Back in September, when Sophie first started daycare, we braced ourselves for rough mornings — for both Soph and her parents. We’d just spent almost a year in a cocoon where everything revolved around figuring out routines and getting to know each other. We sometimes watch the Brit cartoon Everything’s Rosie in the morning, and I often sing “Everything’s Sophie” during the theme song instead (yes, I’m a dork. No, I’m not worried about it). That’s how the first year felt. And then all of a sudden, we had to figure out how to go back into the world. And Soph seemed to know it, too. She cried every morning when we took her to daycare (not for long, but long enough to break her mom and dad’s hearts a little), and it lasted until just a couple of weeks ago.
And then all of a sudden, she stopped with the waterworks. One morning, she kicked her feet in joy as we took her coat off and she reached out for M, her daycare teacher. Happy noises ensued as Blaine and I inched out the door. Not even a backward glance as she joined the other kids for breakfast (or second breakfast, in Soph’s case; she’s a little like a Hobbit that way). And I was surprised to feel a niggling sadness. My stern inner voice (who always wears business suits and has a very severe bun) said, “Stop it. Stop it right now. You don’t want her to cling to you forever. This is a good sign.” I tried to listen — really, I did — but I thought about it all day that day. The next morning was more of the same. Boots off, coat off, happy little girl ready to play. Not a tear in sight. It has been two weeks, and now it’s the norm.

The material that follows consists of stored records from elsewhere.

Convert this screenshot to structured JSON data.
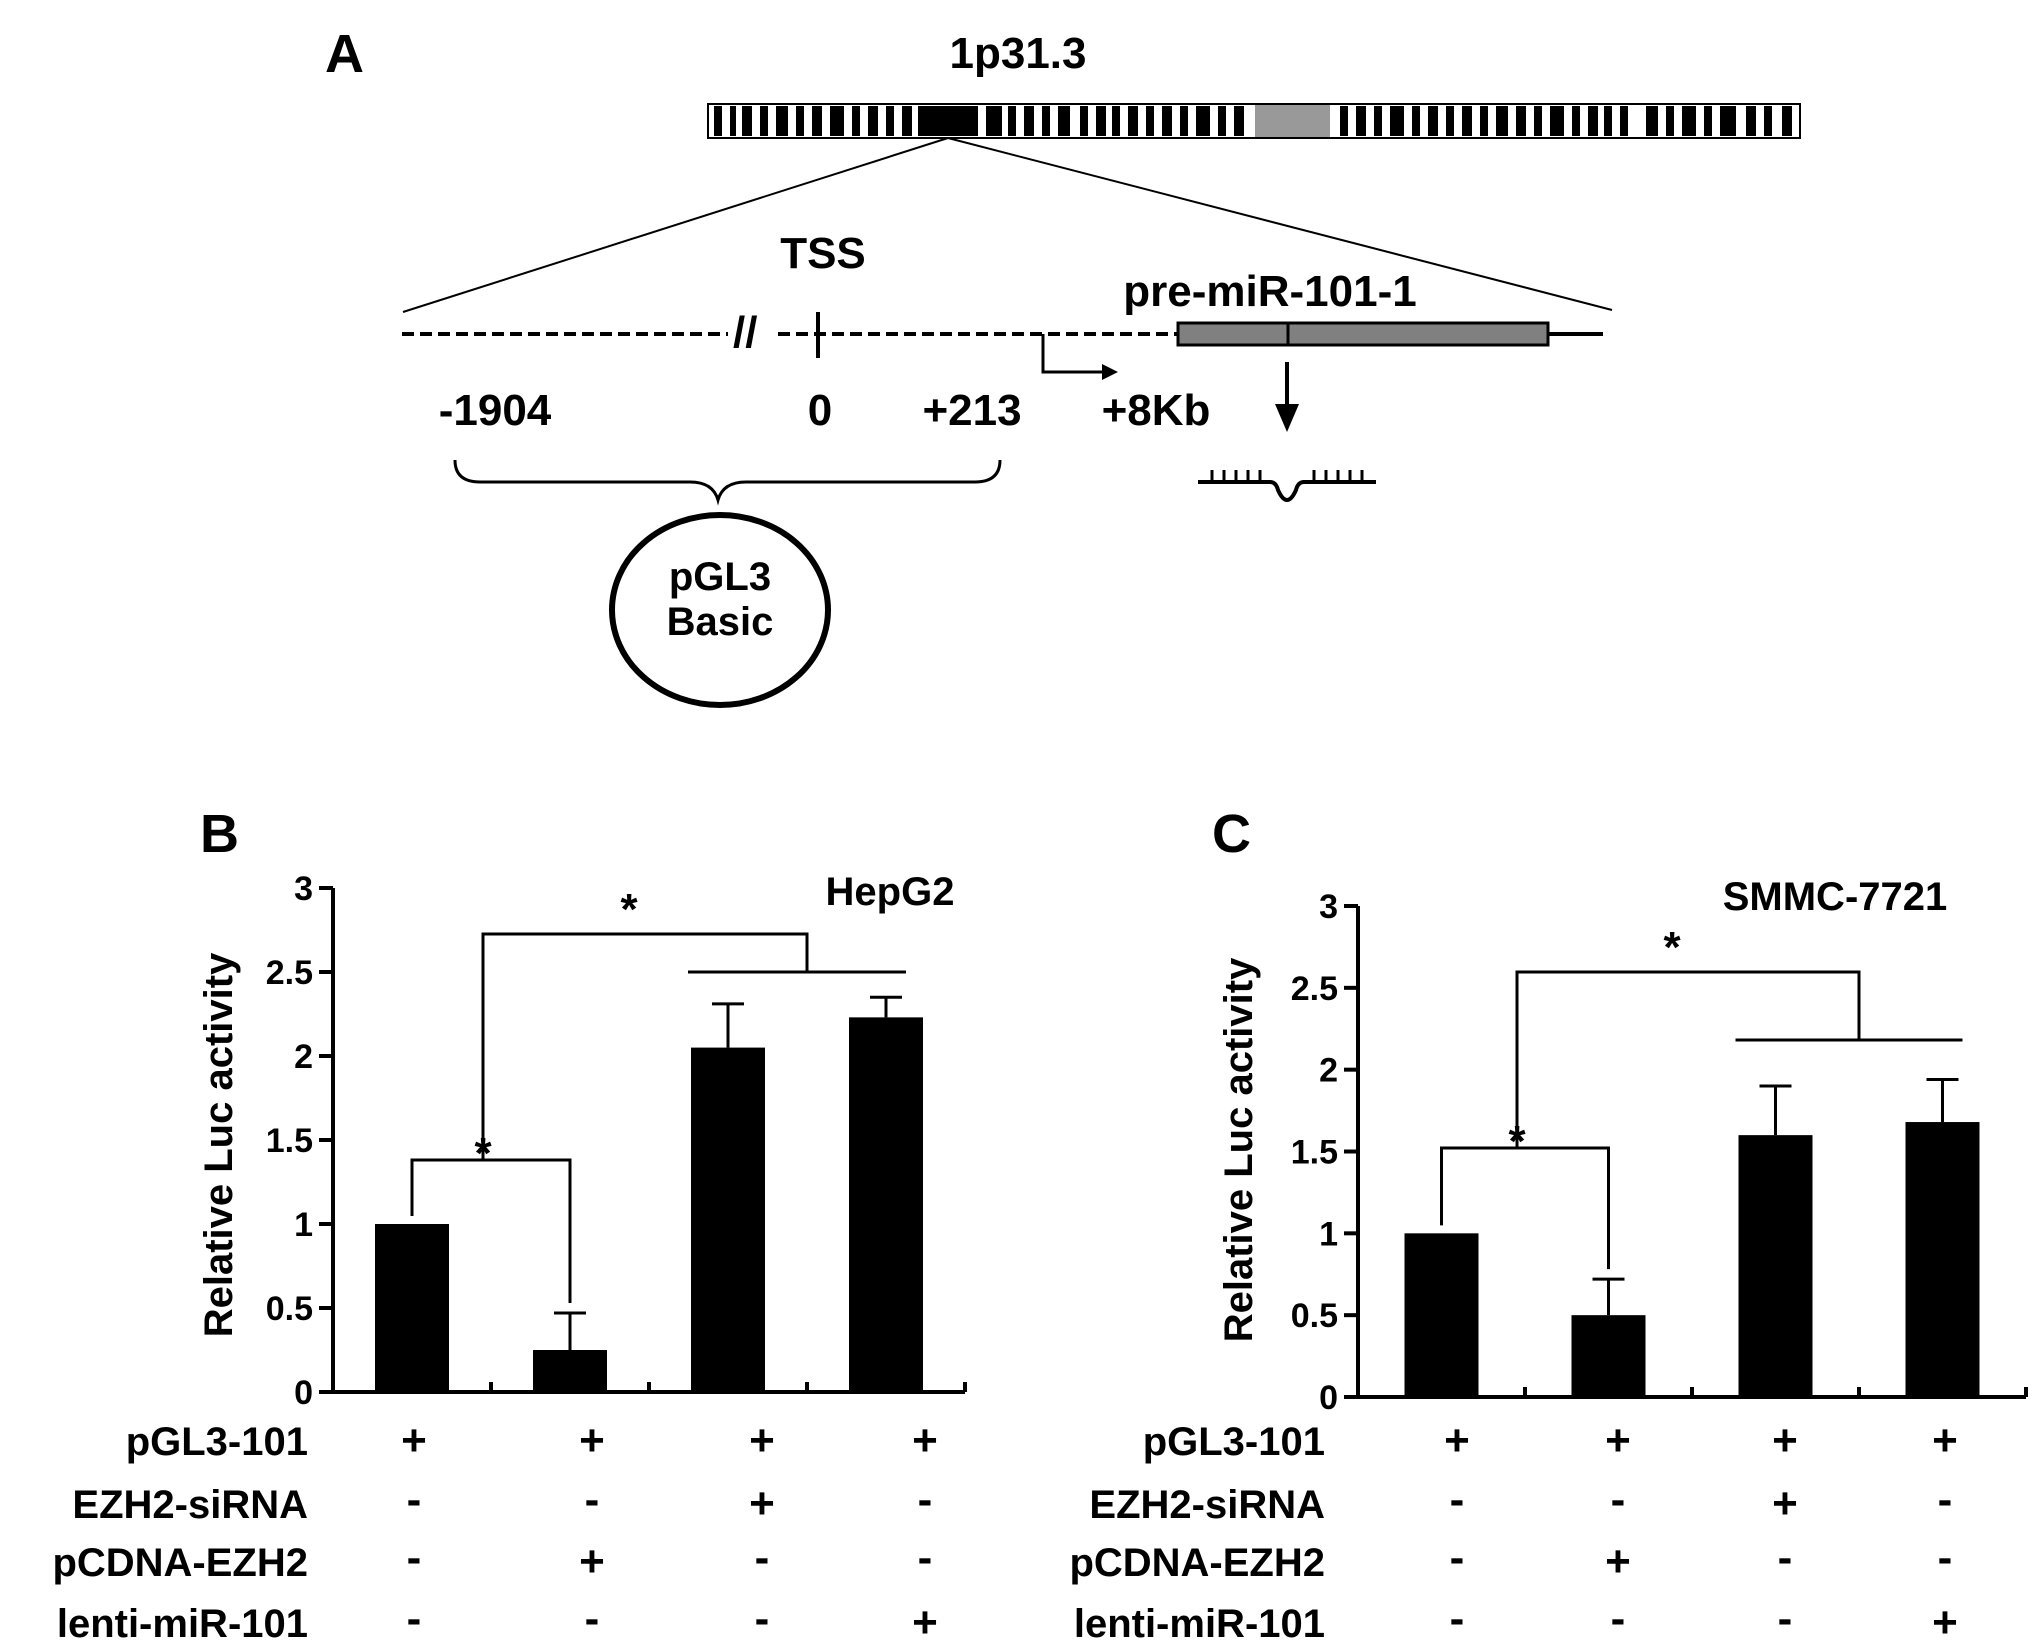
{
  "panel_a": {
    "letter": "A",
    "chromosome_band": "1p31.3",
    "tss_label": "TSS",
    "gene_label": "pre-miR-101-1",
    "positions": [
      "-1904",
      "0",
      "+213",
      "+8Kb"
    ],
    "vector_label_line1": "pGL3",
    "vector_label_line2": "Basic"
  },
  "condition_rows": [
    "pGL3-101",
    "EZH2-siRNA",
    "pCDNA-EZH2",
    "lenti-miR-101"
  ],
  "condition_matrix": [
    [
      "+",
      "+",
      "+",
      "+"
    ],
    [
      "-",
      "-",
      "+",
      "-"
    ],
    [
      "-",
      "+",
      "-",
      "-"
    ],
    [
      "-",
      "-",
      "-",
      "+"
    ]
  ],
  "chart_data": [
    {
      "type": "bar",
      "panel": "B",
      "cell_line": "HepG2",
      "ylabel": "Relative Luc activity",
      "ylim": [
        0,
        3
      ],
      "yticks": [
        "0",
        "0.5",
        "1",
        "1.5",
        "2",
        "2.5",
        "3"
      ],
      "values": [
        1.0,
        0.25,
        2.05,
        2.23
      ],
      "error": [
        0,
        0.22,
        0.26,
        0.12
      ],
      "significance": [
        {
          "from": [
            0
          ],
          "to": [
            1
          ],
          "label": "*"
        },
        {
          "from": [
            0
          ],
          "to": [
            2,
            3
          ],
          "label": "*"
        }
      ]
    },
    {
      "type": "bar",
      "panel": "C",
      "cell_line": "SMMC-7721",
      "ylabel": "Relative Luc activity",
      "ylim": [
        0,
        3
      ],
      "yticks": [
        "0",
        "0.5",
        "1",
        "1.5",
        "2",
        "2.5",
        "3"
      ],
      "values": [
        1.0,
        0.5,
        1.6,
        1.68
      ],
      "error": [
        0,
        0.22,
        0.3,
        0.26
      ],
      "significance": [
        {
          "from": [
            0
          ],
          "to": [
            1
          ],
          "label": "*"
        },
        {
          "from": [
            0
          ],
          "to": [
            2,
            3
          ],
          "label": "*"
        }
      ]
    }
  ]
}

Don’t misunderstand me: I do not like it when my child cries. I don’t want her to be unhappy at daycare and I would never let on to her that I feel anything but elation at the change in her reaction during drop-off. It just feels something akin to that moment of sadness when I have to pack up more tiny clothes that don’t fit anymore, but in this case it’s more than just physical growth. It’s emotional and intellectual instead.
When we pick her up, she’s always over the moon to see us and I look forward to that minute all day long. But now she speedily crawls away from our outstretched arms to show us a toy or to get a few more minutes of playtime in before facing the dreaded car seat. Shades of things to come, I’m sure. That inner voice is already ramping up for that day, making lists of reprimands when I feel a little sad that she doesn’t want to come home from the playground or wants to go to overnight camp. It’s all good. I know that. It’s just another one of those mommy things, I guess.